Di abad ke-21, pendidikan yang bermutu bukan hanya soal menyelesaikan kurikulum dan mengejar nilai ujian. Lebih dari itu, pendidikan harus menjadi ruang bagi siswa untuk belajar berpikir kritis, kreatif, dan kolaboratif. Di tengah derasnya arus digitalisasi, siswa Indonesia dituntut untuk memiliki kemampuan memecahkan masalah nyata agar benar-benar siap hadapi tantangan abad 21.
Salah satu pendekatan yang semakin relevan adalah Science, Technology, Engineering, and Mathematics (STEM). STEM mengajak siswa untuk mengintegrasikan berbagai disiplin ilmu demi menghasilkan solusi nyata. Bagi saya, STEM bukan sekadar jargon. Saya sudah mencoba menerapkannya di salah satu SMA Negeri di Kota Malang, dan dari sana lahirlah karya-karya siswa yang sederhana namun sarat makna: prototipe bor jantung, inkubator tempe, dan alat detektor tar rokok. Inilah kisah saya, kisah sekitar satu lustrum lalu, kisah di tanah kota apel, kisah sebelum saya kembali ke tanah kelahiran, mengemban amanah sebagai pendidik disini. Kisah sebuah kelas pembelajaran multidisipliner, kelas yang menghidupkan banyak jiwa, menyenai benih-benih pikiran yang mulai tumbuh dan sebuah panggung akademis yang mampu membawa siswa menghadapi dunia abad 21 mendatang. Saya akan membuka kisah dari materi Sistem Peredaran Darah (Sistem Sirkulasi).Â
## Bor Jantung: Ketika Sistem Peredaran Darah Menjadi Inspirasi
Diskusi pun berlangsung seru. Dari obrolan itulah lahir ide untuk merancang prototipe bor jantung sederhana. Awalnya, mereka membuat prototipe alat tersebut dari barang bekas, seperti kardus, sendok blender, dsb, yang selanjutnya mereka mengkomunikasikan ide tersebut dan cara kerja alat di depan kelas. Kegiatan proyek itu mereka lanjutkan dengan memanfaatkan motor kecil, pipa, dan bahan sederhana lainnya untuk mensimulasikan alat yang dapat menghancurkan plak di pembuluh darah. Tentunya ini bukan alat medis sungguhan, tapi semangat yang muncul luar biasa: siswa mengintegrasikan biologi (pengetahuan tentang arteri), fisika (mekanisme bor), dan teknologi (rangkaian listrik sederhana).

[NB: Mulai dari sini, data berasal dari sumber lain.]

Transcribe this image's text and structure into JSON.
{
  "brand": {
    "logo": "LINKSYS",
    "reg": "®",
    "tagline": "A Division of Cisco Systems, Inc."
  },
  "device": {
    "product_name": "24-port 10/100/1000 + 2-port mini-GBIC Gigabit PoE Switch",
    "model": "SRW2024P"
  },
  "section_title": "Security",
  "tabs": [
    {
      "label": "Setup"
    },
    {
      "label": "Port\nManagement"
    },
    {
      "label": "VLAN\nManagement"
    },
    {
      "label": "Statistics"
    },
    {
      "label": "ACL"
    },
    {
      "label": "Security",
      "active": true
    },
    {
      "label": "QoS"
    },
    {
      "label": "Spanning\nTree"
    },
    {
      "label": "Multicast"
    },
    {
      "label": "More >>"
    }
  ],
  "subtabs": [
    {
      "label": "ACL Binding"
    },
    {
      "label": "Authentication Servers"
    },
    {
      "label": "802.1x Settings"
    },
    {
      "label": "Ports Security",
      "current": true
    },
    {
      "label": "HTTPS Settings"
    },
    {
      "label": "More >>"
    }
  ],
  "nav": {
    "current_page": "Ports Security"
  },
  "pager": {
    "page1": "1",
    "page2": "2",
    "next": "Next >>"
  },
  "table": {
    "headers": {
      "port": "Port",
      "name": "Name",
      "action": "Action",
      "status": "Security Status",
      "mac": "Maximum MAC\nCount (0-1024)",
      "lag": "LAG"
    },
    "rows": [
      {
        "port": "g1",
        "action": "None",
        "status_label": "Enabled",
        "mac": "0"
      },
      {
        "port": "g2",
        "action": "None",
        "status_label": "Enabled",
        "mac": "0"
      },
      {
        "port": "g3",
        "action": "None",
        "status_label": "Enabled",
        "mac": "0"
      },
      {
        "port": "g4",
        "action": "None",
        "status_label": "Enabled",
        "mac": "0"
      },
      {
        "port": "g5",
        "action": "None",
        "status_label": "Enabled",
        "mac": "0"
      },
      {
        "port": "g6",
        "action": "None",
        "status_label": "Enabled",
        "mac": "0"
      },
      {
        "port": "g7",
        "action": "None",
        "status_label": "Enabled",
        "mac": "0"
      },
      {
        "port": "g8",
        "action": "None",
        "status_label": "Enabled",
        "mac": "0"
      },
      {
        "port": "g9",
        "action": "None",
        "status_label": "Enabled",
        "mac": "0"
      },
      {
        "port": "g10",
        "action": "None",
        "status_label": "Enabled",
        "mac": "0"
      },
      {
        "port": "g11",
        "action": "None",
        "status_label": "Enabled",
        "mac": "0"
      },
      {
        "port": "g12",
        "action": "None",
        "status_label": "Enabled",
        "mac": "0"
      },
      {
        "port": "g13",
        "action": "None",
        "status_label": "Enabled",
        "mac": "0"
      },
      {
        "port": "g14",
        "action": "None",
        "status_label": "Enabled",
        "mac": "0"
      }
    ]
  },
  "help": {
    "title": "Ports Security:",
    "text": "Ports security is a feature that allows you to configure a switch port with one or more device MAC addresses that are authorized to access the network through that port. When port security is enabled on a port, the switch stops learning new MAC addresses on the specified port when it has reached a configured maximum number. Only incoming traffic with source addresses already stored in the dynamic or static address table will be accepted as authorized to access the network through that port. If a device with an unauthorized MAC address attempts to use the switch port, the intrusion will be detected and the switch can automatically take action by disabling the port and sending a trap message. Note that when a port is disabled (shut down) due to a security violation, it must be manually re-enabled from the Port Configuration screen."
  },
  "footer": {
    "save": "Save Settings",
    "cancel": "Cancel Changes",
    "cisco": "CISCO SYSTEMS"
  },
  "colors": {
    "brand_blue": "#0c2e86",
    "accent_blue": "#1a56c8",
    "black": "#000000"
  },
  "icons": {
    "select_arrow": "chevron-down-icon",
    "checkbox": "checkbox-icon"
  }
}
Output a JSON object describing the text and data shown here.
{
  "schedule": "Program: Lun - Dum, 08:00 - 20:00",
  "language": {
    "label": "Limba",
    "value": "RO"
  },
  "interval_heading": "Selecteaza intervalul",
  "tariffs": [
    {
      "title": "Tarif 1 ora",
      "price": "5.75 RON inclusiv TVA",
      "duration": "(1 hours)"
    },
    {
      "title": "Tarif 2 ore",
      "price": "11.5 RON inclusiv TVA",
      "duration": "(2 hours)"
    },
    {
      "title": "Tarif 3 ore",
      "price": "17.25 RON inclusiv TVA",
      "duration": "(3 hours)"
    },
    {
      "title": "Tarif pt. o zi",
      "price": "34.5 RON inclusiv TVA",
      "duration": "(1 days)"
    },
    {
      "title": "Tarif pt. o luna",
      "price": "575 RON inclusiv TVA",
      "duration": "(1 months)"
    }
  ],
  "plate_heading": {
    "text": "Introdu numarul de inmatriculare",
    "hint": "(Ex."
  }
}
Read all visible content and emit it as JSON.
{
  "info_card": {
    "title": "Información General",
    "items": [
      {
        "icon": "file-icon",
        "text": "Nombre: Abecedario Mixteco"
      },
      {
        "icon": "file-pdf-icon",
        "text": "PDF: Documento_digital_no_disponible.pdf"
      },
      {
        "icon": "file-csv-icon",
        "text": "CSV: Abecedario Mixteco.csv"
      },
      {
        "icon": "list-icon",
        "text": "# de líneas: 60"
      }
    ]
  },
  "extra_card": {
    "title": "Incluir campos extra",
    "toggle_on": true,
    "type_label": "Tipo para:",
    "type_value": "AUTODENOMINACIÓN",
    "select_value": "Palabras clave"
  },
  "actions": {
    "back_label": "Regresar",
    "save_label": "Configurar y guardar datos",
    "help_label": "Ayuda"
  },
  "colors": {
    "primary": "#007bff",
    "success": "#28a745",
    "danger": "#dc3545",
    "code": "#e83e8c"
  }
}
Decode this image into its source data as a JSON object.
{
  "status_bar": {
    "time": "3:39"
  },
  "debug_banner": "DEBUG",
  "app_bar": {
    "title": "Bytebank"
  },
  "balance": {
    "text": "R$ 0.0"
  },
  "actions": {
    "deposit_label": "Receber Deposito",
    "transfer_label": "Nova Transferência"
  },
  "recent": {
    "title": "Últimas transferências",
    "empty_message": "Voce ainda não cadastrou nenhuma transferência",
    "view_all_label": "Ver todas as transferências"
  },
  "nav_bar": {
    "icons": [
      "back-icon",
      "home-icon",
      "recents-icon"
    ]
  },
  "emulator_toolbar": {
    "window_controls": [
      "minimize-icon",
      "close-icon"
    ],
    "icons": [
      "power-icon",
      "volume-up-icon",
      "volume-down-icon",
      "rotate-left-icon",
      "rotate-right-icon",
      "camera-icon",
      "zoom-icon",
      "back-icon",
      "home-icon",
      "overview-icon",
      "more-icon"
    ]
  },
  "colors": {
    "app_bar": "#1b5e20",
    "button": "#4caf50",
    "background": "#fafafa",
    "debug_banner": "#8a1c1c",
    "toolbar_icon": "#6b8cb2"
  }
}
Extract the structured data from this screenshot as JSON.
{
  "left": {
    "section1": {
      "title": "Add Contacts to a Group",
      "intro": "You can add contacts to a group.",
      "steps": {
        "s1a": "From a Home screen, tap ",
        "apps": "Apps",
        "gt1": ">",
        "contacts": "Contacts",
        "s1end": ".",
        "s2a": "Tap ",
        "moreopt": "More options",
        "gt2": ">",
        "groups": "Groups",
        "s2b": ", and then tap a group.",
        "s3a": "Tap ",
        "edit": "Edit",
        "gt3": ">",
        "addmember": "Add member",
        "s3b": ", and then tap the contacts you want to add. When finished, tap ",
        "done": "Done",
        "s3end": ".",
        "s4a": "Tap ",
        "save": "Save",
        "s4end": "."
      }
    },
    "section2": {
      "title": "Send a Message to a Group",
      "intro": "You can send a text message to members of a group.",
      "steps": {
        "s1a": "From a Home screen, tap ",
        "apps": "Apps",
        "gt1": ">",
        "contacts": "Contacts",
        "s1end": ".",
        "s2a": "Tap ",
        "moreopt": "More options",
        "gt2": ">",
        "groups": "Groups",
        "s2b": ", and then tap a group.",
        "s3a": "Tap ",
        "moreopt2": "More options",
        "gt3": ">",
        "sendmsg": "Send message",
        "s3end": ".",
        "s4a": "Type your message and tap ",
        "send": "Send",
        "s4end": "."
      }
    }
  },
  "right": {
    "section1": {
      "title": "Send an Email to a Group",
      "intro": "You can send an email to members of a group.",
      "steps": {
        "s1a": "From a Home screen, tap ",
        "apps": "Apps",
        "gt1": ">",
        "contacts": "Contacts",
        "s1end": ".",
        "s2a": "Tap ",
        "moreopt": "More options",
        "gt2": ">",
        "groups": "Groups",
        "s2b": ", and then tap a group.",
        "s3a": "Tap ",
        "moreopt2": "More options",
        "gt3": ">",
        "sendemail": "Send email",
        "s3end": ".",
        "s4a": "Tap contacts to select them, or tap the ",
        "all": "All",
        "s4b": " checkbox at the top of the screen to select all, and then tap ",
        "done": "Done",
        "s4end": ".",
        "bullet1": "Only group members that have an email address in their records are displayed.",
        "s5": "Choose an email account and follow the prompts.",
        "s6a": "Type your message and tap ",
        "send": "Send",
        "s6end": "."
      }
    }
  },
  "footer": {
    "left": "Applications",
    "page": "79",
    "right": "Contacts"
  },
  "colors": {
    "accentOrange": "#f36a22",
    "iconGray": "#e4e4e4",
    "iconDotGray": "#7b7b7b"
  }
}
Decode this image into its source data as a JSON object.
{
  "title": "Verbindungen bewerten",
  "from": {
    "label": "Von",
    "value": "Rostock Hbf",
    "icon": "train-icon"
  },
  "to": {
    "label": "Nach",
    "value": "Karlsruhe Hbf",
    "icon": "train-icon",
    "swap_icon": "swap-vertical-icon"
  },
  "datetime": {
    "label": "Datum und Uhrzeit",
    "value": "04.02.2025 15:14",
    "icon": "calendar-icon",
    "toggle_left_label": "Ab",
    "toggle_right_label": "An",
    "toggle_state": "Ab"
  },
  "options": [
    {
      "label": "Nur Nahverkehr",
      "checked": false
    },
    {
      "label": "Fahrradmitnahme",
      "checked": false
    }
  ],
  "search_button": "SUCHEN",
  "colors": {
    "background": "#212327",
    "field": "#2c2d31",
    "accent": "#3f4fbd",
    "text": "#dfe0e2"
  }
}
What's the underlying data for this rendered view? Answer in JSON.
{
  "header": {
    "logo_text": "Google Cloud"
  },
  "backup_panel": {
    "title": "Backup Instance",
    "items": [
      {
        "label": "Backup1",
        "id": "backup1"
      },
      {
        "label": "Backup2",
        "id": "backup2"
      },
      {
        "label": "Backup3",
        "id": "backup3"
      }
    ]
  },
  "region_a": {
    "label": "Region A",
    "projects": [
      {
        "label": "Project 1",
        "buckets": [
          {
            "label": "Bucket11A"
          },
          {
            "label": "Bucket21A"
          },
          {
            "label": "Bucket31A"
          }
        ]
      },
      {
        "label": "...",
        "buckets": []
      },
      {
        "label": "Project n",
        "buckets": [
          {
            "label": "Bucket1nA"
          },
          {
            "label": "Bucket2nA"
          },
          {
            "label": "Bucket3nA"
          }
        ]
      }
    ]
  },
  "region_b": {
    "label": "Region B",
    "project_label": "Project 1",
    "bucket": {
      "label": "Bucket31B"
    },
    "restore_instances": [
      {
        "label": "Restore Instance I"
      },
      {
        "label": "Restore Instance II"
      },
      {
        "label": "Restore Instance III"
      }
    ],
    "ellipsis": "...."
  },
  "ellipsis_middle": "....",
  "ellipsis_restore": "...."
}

Yang terpenting, mereka belajar bahwa ilmu pengetahuan bukan sesuatu yang berdiri sendiri, melainkan saling terhubung untuk menyelesaikan masalah kehidupan.
## Inkubator Tempe: Sains yang Membumi
Proyek kedua muncul saat membahas sistem pencernaan. Saya memulai dengan sebuah masalah sederhana: permintaan tempe yang terus meningkat, sementara proses fermentasi tradisional sering terkendala suhu dan kelembaban. 'Kalau kamu jadi peneliti, bagaimana caranya memastikan tempe bisa diproduksi lebih stabil?'
Dari pertanyaan itu lahirlah ide inkubator tempe. Mereka merancang kotak sederhana dengan sistem pemanas dan sensor suhu, agar proses fermentasi jamur Rhizopus lebih stabil. Di sini, konsep biologi (fermentasi), fisika (pengaturan suhu), dan teknologi (sensor sederhana) menyatu dalam satu karya. Lebih dari sekadar proyek kelas, inkubator tempe menunjukkan bahwa STEM bisa lahir dari konteks lokal. Dengan mengangkat makanan sehari-hari, siswa belajar bahwa ilmu yang mereka pelajari punya kaitan langsung dengan budaya dan kebutuhan masyarakat.